Muhalifler sadece Beşar Esad’a değil, Baas rejimine karşı çıkıyor.
Ayrıca Baas partisinin yönetim mekanizmasında Esad ailesi farklı dengeleri bir arada tutan kilit bir rolü var. Baas Partisi’nin diğer yetkilileri de Esad ailesi olmadan bir çözümü kabul etmesi oldukça zor.
Baas Partisi ve yönetim kademesi Beşar Esad’a oldukça sadık. Libya örneğinin aksine Suriye yönetiminden kopmalar bu süreçte çok sınırlı oldu.
Esad’a alternatif olarak ortaya çıkan Suriye muhalefetinin çoklu yapısı da Suriye’deki sürecin bir diğer zorlayıcı noktası.
Türkiye’nin de desteklediği Suriye Ulusal Konseyi, Suriye içinde aradığı desteği bulabilmiş durumda değil. Sünni Arap unsurlar dışında çatısını genişletemedi. Örneğin Suriye’deki Kürtler, Türkler ve Hıristiyan unsurların muhalif grupları bile Suriye Ulusal Konseyi’ne girmekten çekiniyor.
Hatta Suriyeli Türkmenler ulusal konsey dışında kalarak İstanbul’da Suriye Türkmen Kitlesi adı altında örgütlendi. T24’e konuşan yetkililer, Suriye’de etkinliklerini kaybetmemek için Ulusal Konsey’in dışında kalmayı tercih ettiklerini söyledi.
Suriye Ulusal Konseyi Başkanı Burhan Galyun’un istifası da konsey içinde süren tartışmaları su yüzüne çıkardı. Konsey Suriye’deki direnişi örgütleyen Hür Suriye Ordusu üzerinde yaptırım gücü olmadığı için eleştiriliyor.
Esad rejiminden kopan tek büyükelçi ve Suriye Ulusal Konseyi Üyesi Muhammad Bassam İmadi t24’e yaptığı açıklamada Ulusal Konsey’in Esad sonrası döneme hazır olmadığını söyledi. Özellikle Ulusal Konsey’in geçiş sürecini şekillendirmek için kurulduğunu belirten İmadi, siyasi tecrübe olarak Suriye Ulusal Konseyi üyelerinin büyük eksiklikleri olduğunu dile getirdi.
Amerika Birleşik Devletleri Dışişleri Bakanı Hilary Clinton, Danimarka’daki temasları sırasında, Rusya’nın desteği olmadan Suriye’ye operasyon yapabilecekleri uyarısında bulundu.

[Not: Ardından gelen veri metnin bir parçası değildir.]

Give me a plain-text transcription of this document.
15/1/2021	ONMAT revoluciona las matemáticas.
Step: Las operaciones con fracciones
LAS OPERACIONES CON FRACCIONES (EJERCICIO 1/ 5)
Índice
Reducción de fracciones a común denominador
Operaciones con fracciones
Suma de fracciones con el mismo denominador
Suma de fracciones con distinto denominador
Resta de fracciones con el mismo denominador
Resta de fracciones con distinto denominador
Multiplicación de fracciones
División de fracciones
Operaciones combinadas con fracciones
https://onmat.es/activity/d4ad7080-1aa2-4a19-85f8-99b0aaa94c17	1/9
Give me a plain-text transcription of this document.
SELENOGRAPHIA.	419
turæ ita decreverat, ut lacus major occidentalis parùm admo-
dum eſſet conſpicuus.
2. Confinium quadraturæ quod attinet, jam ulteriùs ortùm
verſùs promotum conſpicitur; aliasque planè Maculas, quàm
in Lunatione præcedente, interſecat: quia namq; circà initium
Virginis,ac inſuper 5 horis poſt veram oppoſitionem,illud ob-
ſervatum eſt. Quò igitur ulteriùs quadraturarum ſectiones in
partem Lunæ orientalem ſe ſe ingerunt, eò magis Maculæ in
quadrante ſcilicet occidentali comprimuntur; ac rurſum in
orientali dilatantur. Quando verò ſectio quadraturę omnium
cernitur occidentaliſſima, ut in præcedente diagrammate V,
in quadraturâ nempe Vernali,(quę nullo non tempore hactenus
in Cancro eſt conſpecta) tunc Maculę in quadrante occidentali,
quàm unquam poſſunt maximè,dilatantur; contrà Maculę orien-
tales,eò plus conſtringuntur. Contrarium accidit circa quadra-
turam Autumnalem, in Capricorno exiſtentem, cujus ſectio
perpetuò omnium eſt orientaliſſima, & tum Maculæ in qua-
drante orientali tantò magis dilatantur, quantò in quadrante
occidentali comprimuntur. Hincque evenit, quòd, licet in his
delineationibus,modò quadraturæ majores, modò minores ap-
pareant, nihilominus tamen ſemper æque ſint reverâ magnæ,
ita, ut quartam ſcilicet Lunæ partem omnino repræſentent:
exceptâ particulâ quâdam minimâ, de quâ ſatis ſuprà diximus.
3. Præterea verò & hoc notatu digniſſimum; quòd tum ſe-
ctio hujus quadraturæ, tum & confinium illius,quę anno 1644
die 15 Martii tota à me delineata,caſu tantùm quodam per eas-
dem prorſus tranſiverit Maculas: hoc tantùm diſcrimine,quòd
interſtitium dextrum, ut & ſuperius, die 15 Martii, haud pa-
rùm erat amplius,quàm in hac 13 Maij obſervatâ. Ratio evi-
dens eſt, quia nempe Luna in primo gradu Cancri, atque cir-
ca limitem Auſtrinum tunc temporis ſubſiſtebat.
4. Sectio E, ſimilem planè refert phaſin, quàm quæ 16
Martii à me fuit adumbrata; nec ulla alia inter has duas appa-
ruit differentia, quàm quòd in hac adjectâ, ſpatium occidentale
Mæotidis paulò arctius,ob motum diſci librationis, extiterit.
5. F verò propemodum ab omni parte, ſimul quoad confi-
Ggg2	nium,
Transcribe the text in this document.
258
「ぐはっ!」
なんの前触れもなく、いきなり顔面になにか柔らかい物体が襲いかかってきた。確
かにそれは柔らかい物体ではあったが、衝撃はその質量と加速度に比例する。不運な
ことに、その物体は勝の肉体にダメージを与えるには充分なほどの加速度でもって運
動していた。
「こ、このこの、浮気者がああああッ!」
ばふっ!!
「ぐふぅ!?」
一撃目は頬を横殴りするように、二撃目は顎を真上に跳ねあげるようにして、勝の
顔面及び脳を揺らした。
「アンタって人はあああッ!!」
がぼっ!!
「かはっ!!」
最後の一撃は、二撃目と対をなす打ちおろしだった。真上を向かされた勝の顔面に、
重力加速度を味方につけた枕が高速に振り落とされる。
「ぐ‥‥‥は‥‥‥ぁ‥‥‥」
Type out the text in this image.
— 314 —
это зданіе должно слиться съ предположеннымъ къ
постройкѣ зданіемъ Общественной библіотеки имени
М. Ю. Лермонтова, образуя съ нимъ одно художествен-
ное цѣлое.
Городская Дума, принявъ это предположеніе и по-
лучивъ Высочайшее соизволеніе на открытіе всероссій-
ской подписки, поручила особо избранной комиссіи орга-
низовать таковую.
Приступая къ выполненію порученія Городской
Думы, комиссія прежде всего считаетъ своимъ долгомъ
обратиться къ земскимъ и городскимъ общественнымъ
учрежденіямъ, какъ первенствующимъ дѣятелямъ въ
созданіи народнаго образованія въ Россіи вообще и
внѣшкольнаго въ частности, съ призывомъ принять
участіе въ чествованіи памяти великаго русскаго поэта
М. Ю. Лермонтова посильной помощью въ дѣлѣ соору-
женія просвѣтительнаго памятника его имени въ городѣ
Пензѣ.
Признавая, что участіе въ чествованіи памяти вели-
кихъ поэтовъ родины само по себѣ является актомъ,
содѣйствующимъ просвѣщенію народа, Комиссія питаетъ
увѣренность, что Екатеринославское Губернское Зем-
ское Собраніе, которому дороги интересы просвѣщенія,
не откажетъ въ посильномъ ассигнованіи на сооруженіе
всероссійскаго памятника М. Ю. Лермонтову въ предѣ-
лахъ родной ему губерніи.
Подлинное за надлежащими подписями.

Amerikan yönetimi “koruma sorumluluğu” kapsamında Suriye’ye müdahalede bulunabilir.
Uluslararası hukukta koruma sorumluluğu tartışması uzun süredir devam ediyor. Kofi Annan’ın BM Başkanlığı’nda 2001 yılında bu konu geniş bir tartışma bulmuştu. 2005 yılında BM Koruma Sorumluluğunu bir norm olarak kabul etti, fakat bunu bir yasa noktasına getiremedi. Koruma sorumluluğu Afrika ülkelerindeki çatışmaları önlemek için tartışılıyordu.
Fakat bu tartışmaların Suriye’ye uygulanabilirliği ise büyük bir soru işareti. Suriye’de hukuki meşrutiyet ve Rusya ile Çin’in desteğini olmadan böyle bir müdahalenin bölgesel ve küresel sonuçları çok daha zararlı olabilir.
Özetle Suriye iç savaşa doğru sürüklenmeye devam ediyor. Ama ülkeye yönelik bir askeri operasyonun gerçekleşmesi hem reel politik hem de hukuki açıdan oldukça tartışmalı bir konu. Tartışma götürmeyen konu ise Suriye’nin geleceği ne yönde şekillenecek olursa olsun bu, Türkiye’yi doğrudan etkileyecek.